1. A method comprising:
providing a first data set representative of a first 3D VSP of a first region of a subterranean formation;
providing a second data set representative of a second 3D VSP of a second region of the subterranean formation;
wherein the first data set and the second data set define a common region of the subterranean formation;
merging the first data set and the second data set within the common region to produce a third data set representative of a third 3D VSP of the first and second regions of the subterranean formation; and
storing the third data set on a computer readable medium.
2. The method of claim 1 wherein the second data set is obtained later in time than the first data set.
3. The method of claim 1 wherein merging the first data set and the second data set within the common region comprises averaging data from the first and second data sets which is representative of the common region.

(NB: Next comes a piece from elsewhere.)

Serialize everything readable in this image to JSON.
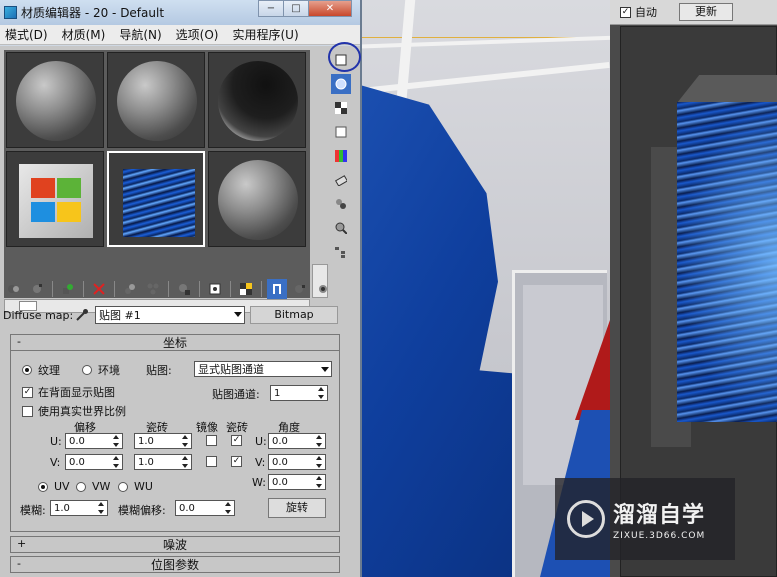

4. The method of claim 3 wherein the first and second data sets are migrated prior to merging.
5. The method of claim 1 wherein the first data set comprises the first data set edge data, the second data set comprises second data set edge data, and the common region is defined by is defined by the first and second edge set edge data, and further wherein merging the first data set and the second data set within the common region comprises interpolating the first and second edge set edge data into the common region.
6. The method of claim 1 and further comprising, prior to merging the first data set and the second data set within the common region, verifying that the first and second data sets comprise data representative of common geologic events.
7. The method of claim 1 and further comprising, after merging the first data set and the second data set within the common region, identifying data representative of events within the first and second regions and verifying essential continuity of data representative of the events across the common region.
8. The method of claim 1 and wherein merging the first data set and the second data set within the common region comprises selecting data from one of the first or second data sets to be used as data representative of the common region.
9. The method of claim 8 wherein the data representative of the common region is migrated after the merging.
10. The method of claim 1 further comprising, following the merging of the first data set and the second data set within the common region, extrapolating data representative of the common region into the first data set outside of the common region.
11. The method of claim 1 further comprising, following the merging of the first data set and the second data set within the common region, extrapolating data representative of the common region into a third region not represented by either the first or second data sets.
12. The method of claim 1 further comprising providing a fourth data set representative of a third VSP of a third region of the subterranean formation, wherein the fourth data set defines at least a portion of the common region, and further comprising merging the fourth data set and the third data set within the portion of the common region to produce a fifth data set representative of a fourth VSP of the first, second and third regions of the subterranean formation, and storing the fifth data set on a computer readable medium.
13. The method of claim 12 wherein the second data set is obtained later in time than the first data set, the fourth data set is obtained later in time than the second data set, and the fourth data set is merged with the third data set following merging of the first and second data sets.
14. A computer readable medium comprising a series of computer-executable program steps configured to perform the method of claim 1.
15. A computer readable medium comprising the third data set produced by the method of claim 1.